Сам хозяин стоял на коленках у распахнутой печной дверцы и раздувал розоватые угли под наложенными кучкой щепками. Слабые язычки пламени пока неохотно лизали предложенную им деревянную снедь, и одутловатая физиономия Ильи от усердия уже сравнялась по цвету с вареной свеклой. Увидев вошедших представителей государевой власти, дьяк вскочил, мотнул головой, кивая на щепки, сконфуженно развел руками – вот, мол, стараюсь изо всех сил, но на все же воля божья. Маршал, оценив ситуацию, достал из кармана блокнот, вырвал пару чистых листков, мимоходом заглянув в записи – писаря звали Прохор, – сунул бумагу дьячку. Тот снова бухнулся на пол, сунул блокнотные странички в печку, и огонь наконец-то ухватился, повеселел. Через несколько минут принялись и дрова, и в комнате понемногу стало теплеть.
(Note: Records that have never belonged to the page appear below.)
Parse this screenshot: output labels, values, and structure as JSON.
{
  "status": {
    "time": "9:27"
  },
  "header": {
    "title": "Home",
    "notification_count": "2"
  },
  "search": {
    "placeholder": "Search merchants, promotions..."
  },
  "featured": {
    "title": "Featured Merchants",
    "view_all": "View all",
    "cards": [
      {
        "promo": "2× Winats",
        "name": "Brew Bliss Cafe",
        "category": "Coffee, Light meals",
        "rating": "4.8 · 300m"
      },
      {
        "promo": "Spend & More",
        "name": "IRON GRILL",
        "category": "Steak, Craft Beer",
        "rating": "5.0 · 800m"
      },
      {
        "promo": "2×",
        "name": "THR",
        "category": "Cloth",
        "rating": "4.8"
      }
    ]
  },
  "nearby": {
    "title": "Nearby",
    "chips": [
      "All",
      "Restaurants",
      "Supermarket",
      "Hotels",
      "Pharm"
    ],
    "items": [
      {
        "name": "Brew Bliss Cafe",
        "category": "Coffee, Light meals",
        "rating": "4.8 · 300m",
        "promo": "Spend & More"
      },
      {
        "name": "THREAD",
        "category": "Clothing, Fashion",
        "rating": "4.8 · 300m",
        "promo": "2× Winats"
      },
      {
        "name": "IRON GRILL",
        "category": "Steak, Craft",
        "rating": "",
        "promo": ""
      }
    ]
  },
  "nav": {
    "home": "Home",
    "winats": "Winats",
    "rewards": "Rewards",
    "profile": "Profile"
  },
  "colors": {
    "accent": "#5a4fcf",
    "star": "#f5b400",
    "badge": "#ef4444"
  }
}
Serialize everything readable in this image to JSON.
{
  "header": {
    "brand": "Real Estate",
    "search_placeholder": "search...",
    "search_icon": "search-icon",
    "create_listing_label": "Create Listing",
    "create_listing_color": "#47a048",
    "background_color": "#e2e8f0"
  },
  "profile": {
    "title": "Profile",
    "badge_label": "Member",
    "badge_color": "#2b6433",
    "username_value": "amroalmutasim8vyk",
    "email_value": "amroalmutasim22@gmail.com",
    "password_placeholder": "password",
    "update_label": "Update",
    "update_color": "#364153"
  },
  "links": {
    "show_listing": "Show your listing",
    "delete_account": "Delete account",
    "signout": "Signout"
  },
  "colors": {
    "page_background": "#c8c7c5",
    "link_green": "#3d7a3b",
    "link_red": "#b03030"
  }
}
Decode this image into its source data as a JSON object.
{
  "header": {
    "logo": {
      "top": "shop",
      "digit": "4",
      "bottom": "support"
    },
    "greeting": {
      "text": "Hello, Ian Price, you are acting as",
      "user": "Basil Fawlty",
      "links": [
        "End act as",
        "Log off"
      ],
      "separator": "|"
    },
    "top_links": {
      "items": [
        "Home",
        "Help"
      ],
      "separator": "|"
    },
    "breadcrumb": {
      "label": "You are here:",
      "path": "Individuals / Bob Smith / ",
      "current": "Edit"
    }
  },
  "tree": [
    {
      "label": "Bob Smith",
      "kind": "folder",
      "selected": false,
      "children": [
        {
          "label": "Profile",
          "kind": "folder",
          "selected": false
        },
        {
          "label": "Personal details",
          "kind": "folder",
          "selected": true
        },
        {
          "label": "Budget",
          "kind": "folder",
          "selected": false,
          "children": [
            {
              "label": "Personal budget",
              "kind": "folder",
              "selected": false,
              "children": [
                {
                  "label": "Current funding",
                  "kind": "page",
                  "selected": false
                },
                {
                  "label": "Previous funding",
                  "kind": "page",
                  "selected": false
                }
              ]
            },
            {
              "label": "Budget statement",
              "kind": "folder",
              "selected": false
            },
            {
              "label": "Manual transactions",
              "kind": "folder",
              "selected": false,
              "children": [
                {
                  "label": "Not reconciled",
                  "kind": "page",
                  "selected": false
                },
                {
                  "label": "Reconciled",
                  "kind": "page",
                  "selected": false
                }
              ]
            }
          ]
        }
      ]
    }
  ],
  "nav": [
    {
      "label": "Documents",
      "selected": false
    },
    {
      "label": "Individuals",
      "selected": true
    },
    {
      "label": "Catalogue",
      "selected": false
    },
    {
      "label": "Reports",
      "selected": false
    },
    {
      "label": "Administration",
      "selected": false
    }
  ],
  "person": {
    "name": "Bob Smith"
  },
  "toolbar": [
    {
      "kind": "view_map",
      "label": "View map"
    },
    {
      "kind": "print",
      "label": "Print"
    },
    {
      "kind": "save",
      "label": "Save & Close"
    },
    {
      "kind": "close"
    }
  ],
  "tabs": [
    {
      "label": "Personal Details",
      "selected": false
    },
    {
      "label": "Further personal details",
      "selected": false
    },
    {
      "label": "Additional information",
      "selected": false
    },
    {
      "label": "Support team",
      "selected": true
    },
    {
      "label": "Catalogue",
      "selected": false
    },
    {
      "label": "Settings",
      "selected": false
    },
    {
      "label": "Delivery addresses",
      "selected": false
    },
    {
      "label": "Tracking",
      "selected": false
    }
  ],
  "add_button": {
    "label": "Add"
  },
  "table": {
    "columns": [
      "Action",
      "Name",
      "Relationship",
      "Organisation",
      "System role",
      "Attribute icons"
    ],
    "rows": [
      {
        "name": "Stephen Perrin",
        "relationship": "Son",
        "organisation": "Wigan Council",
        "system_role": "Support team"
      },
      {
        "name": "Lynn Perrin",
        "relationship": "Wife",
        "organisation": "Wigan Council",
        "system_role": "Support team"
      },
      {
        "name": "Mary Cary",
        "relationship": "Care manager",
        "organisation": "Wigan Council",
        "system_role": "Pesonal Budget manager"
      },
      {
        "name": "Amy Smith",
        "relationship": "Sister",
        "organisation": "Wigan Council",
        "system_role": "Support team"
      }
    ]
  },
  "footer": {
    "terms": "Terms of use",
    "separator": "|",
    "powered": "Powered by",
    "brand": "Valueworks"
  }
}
Константин Павлович усадил на чурбаки следователя с писарем, Илье указал на лавку, а сам сел рядом. На вторую лавку уложили шинели и пальто, а под нею устроился Треф, спрятался в тень и только посверкивал глазами.
– Итак, Илья?..
– Петров я по батюшке. По двору Попов.
Писарь заскрипел пером.
– Так, Илья Петрович. Расскажите о покойном. Что за человек был Осип Матвеевич Симанов? За что и кто мог желать ему смерти?
Дьячок, собираясь с духом, провел ладонью по усам, погладил тощую бороденку и заговорил на удивление степенно, размеренно:
– Дык что ж тут скажешь? Дрянной был человечишко. Выжига и пройдоха. Ему, мироеду, полдеревни смерти скорой желало, так, стало быть.
Константин Павлович удивленно развел руками.
– Так уж и смерти?
– Ну а что ж? Места у нас не шибко богатые. Народишко все больше льном промышляет. Лен-то у нас знатный, в заграницы торгуется, во Францию, в Англию, так, стало быть. Токма прибыли от той торговли в мало чьих карманах оседают. Вот Симанов один из таких, которые на чужом горбе барыши зашибают. Крестьяне-то народ темный, сами делов вести не умеют. Урожай собрали и в Псков повезли. А на большой дороге да на постоялых дворах уже шныри-булыни[1] поджидают. И обвешивают, и запугивают – опасный промысел, так, стало быть. А Симанов наладился у местных прямо тут скупать. Вроде как спокойней, все под боком, страха терпеть не надо. Да токма цены-то честной от него отродясь никто не видывал. Да и почитай полдеревни у него в должниках. В девятьсот пятом-то даже жгли его, дом дотла выгорел, чуть церква от него не полыхнула. Он потому на отшибе потом и построился и собак завел, злющих, так, стало быть. Да токма не наши его порешили.
– То есть как? Вы ж говорили, что многих покойник обидел?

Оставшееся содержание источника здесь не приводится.